Curto montão as irmãs Brontë –
Charlotte, Emily e Anne. Desta última, menos conhecida que as respectivas
autoras de Jane Eyre e O Morro dos Ventos Uivantes, já li A preceptora e, agora, ando às voltas
com o interessante A moradora de Wildfell
Hall. É história, avançadíssima para a época, de uma Helen que precisou
escapulir do marido narcisista, moralmente assediador, libertino e alcoólatra a
fim de proteger a integridade própria e do filhito. Feito um Dormindo com o inimigo com mais
espartilhos, bochechas de bebê e sofisticação emocional.
Helen casou-se apaixonada até a
borda da medula, entre as fagulhas do primeiro amor e o nojo de seus outros
pretendentes – um maçante, o outro velhamente devasso. Ficou, pois, cega às já
manifestas inconveniências do caráter de Arthur, ou antes: dormiu na fantasia de
que ela sozinha teria pureza pelos dois. Lascou-se, é óbvio. Lá pelas tantas do
livro, derramou em seu diário as agonias do casamento unilateral: “Ainda o amo;
e ele me ama, de seu próprio jeito – mas, oh!, quão diferente é o amor que eu
poderia ter dado e que, uma vez, esperei receber! Quão pouca real simpatia
existe entre nós dois; quantos dos meus pensamentos e sentimentos são
tristemente enclausurados em minha mente; quanto do melhor e do mais superior
de mim está, de fato, descasada [...]!”.
Descasados somos todos, quando a
festa acaba depois dos bem-casados. Quando o casal existe socialmente, combina
socialmente, brilha socialmente, substitui a necessária intimidade pelo
entendimento físico (que, aliás, não seria difícil manter com um milhão de diferentes
membros do sexo oposto), e entretanto permanece como que virgem um do outro.
São absolutamente solteiros os indivíduos impermeáveis ao interesse alheio,
incapazes de mergulho em outra psiquê e mesmo incapazes do reconhecimento de outra psiquê. São absurdamente incasáveis as
criaturas que, em dupla, conservam-se ainda na antiga unidade; que se enamoram
de nascença pela beleza das próprias vontades e a elas fidelizam-se, infinito
adentro. São insomáveis as pessoas que já perfazem mentalmente um inteiro; que
tendem a transbordar esse inteiro – perfeito que é – em cima de pobres seres
não habitados, potenciais colônias suas.
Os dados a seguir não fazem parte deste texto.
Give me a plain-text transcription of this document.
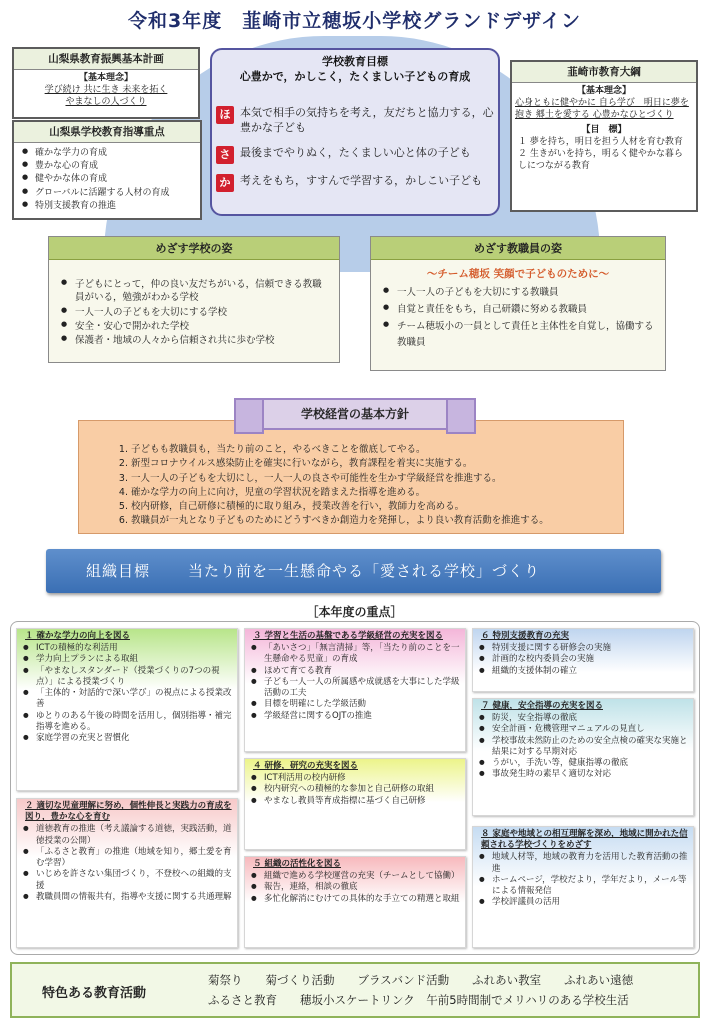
令和3年度　韮崎市立穂坂小学校グランドデザイン
山梨県教育振興基本計画
【基本理念】
学び続け 共に生き 未来を拓く
やまなしの人づくり
山梨県学校教育指導重点
● 確かな学力の育成
● 豊かな心の育成
● 健やかな体の育成
● グローバルに活躍する人材の育成
● 特別支援教育の推進
学校教育目標
心豊かで，かしこく，たくましい子どもの育成
ほ 本気で相手の気持ちを考え，友だちと協力する，心豊かな子ども
さ 最後までやりぬく，たくましい心と体の子ども
か 考えをもち，すすんで学習する，かしこい子ども
韮崎市教育大綱
【基本理念】
心身ともに健やかに 自ら学び　明日に夢を抱き 郷土を愛する 心豊かなひとづくり
【目　標】
１ 夢を持ち，明日を担う人材を育む教育
２ 生きがいを持ち，明るく健やかな暮らしにつながる教育
めざす学校の姿
● 子どもにとって，仲の良い友だちがいる，信頼できる教職員がいる，勉強がわかる学校
● 一人一人の子どもを大切にする学校
● 安全・安心で開かれた学校
● 保護者・地域の人々から信頼され共に歩む学校
めざす教職員の姿
～チーム穂坂 笑顔で子どものために～
● 一人一人の子どもを大切にする教職員
● 自覚と責任をもち，自己研鑽に努める教職員
● チーム穂坂小の一員として責任と主体性を自覚し，協働する教職員
1. 子どもも教職員も，当たり前のこと，やるべきことを徹底してやる。
2. 新型コロナウイルス感染防止を確実に行いながら，教育課程を着実に実施する。
3. 一人一人の子どもを大切にし，一人一人の良さや可能性を生かす学級経営を推進する。
4. 確かな学力の向上に向け，児童の学習状況を踏まえた指導を進める。
5. 校内研修，自己研修に積極的に取り組み，授業改善を行い，教師力を高める。
6. 教職員が一丸となり子どものためにどうすべきか創造力を発揮し，より良い教育活動を推進する。
学校経営の基本方針
組織目標	当たり前を一生懸命やる「愛される学校」づくり
［本年度の重点］
１ 確かな学力の向上を図る
● ICTの積極的な利活用
● 学力向上プランによる取組
● 「やまなしスタンダード（授業づくりの7つの視点）」による授業づくり
● 「主体的・対話的で深い学び」の視点による授業改善
● ゆとりのある午後の時間を活用し，個別指導・補完指導を進める。
● 家庭学習の充実と習慣化
２ 適切な児童理解に努め，個性伸長と実践力の育成を図り，豊かな心を育む
● 道徳教育の推進（考え議論する道徳，実践活動，道徳授業の公開）
● 「ふるさと教育」の推進（地域を知り，郷土愛を育む学習）
● いじめを許さない集団づくり，不登校への組織的支援
● 教職員間の情報共有，指導や支援に関する共通理解
３ 学習と生活の基盤である学級経営の充実を図る
● 「あいさつ」「無言清掃」等，「当たり前のことを一生懸命やる児童」の育成
● ほめて育てる教育
● 子ども一人一人の所属感や成就感を大事にした学級活動の工夫
● 目標を明確にした学級活動
● 学級経営に関するOJTの推進
４ 研修，研究の充実を図る
● ICT利活用の校内研修
● 校内研究への積極的な参加と自己研修の取組
● やまなし教員等育成指標に基づく自己研修
５ 組織の活性化を図る
● 組織で進める学校運営の充実（チームとして協働）
● 報告，連絡，相談の徹底
● 多忙化解消にむけての具体的な手立ての精選と取組
６ 特別支援教育の充実
● 特別支援に関する研修会の実施
● 計画的な校内委員会の実施
● 組織的支援体制の確立
７ 健康，安全指導の充実を図る
● 防災，安全指導の徹底
● 安全計画・危機管理マニュアルの見直し
● 学校事故未然防止のための安全点検の確実な実施と結果に対する早期対応
● うがい，手洗い等，健康指導の徹底
● 事故発生時の素早く適切な対応
８ 家庭や地域との相互理解を深め，地域に開かれた信頼される学校づくりをめざす
● 地域人材等，地域の教育力を活用した教育活動の推進
● ホームページ，学校だより，学年だより，メール等による情報発信
● 学校評議員の活用
特色ある教育活動
菊祭り　　菊づくり活動　　ブラスバンド活動　　ふれあい教室　　ふれあい遠徳
ふるさと教育　　穂坂小スケートリンク　午前5時間制でメリハリのある学校生活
São inexpugnáveis, para efeitos de
casamento, os que em si se saciaram de toda chance de deslumbre, os que em si
se embebedaram de toda existente personalidade, os que em si se descobriram
fonte de toda ciência. Solteiros, viúvos, divorciados, celibatários definitivos
independem de estado civil: moram em todo coração onde só tem um prato na pia.
Que nem sempre lavam.
São vazios de possibilidade conjugal os que só em primeira pessoa de excessivo singular se conjugam.